Pour mémoire, Michaël Lavocat, avait été retrouvé mort en février 2016 sur les toilettes du camp militaire de la Courtine (Creuse), d'une balle tirée par le Famas qu'il tenait entre ses jambes et contre son front. Selon les investigations menées lors de l'enquête, il s'agissait d'un simple suicide. "Les circonstances du décès excluent toute autre hypothèse que celle d’un suicide, réfléchi et prémédité bien en amont", expliquait le rapport, s'appuyant sur des recherches internet sur "les doses mortelles de certains médicaments" effectuées par la victime, son mal-être dont il s'était ouvert à sa petite amie ou encore cette balle subtilisée lors d'un exercice de tir.

Deux jours avant son décès, l’élève-officier de la prestigieuse école militaire avait affirmé à sa hiérarchie que son père était mort. Or, Daniel Lavocat, qui vivait au Cameroun, était en réalité bien vivant. "Nous ne savons pas pourquoi Michaël Lavocat a menti... Cela restera la part mystérieuse de ce dossier", avait alors expliqué le procureur de la République de Guéret, Sébastien Farges.

D'autres éléments, comme des fragments du projectile létal, ont été jetés aux ordures selon un témoin. Enfin, des interrogations persistent autour de la scène du décès, nettoyée quelques heures après le drame.
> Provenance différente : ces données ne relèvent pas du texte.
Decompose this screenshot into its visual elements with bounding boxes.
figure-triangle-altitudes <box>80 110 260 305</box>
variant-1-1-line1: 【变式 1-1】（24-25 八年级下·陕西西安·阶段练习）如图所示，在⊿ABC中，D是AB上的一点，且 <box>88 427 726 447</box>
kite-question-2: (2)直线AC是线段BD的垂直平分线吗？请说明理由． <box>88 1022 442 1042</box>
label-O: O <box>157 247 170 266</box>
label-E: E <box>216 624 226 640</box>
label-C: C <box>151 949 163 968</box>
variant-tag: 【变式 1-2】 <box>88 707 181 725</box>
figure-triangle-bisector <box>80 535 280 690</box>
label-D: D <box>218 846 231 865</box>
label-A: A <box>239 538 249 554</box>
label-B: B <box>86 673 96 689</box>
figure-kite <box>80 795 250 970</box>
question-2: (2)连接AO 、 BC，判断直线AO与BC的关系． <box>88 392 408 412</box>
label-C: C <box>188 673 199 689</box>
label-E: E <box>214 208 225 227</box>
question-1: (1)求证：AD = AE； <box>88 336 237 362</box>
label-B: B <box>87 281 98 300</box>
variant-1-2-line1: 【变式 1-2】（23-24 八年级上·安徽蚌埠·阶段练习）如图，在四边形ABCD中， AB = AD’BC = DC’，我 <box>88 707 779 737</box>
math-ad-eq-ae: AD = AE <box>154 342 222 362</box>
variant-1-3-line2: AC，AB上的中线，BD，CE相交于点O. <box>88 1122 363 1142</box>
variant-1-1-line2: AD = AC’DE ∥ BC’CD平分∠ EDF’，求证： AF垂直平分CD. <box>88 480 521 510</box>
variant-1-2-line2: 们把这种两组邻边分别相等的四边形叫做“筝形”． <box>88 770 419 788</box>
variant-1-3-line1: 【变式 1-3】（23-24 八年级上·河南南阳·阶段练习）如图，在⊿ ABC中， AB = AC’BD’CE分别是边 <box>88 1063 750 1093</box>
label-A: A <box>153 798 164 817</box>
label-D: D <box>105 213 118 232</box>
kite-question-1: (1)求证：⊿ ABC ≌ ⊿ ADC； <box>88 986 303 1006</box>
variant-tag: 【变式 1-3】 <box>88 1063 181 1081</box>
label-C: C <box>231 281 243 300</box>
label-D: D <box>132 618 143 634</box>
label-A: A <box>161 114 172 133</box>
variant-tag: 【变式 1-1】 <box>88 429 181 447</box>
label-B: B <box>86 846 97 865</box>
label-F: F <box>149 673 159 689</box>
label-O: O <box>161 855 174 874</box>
L'ensemble de ces zones d'ombres ont poussé la famille de Michaël Lavocat, qui ne croit pas à la thèse du suicide, à porter plainte contre l'armée notamment pour "modification d’état des lieux d’un crime ou d’un délit".

Sa famille a porteé plainte contre l'armée notamment pour "modification d’état des lieux d’un crime ou d’un délit".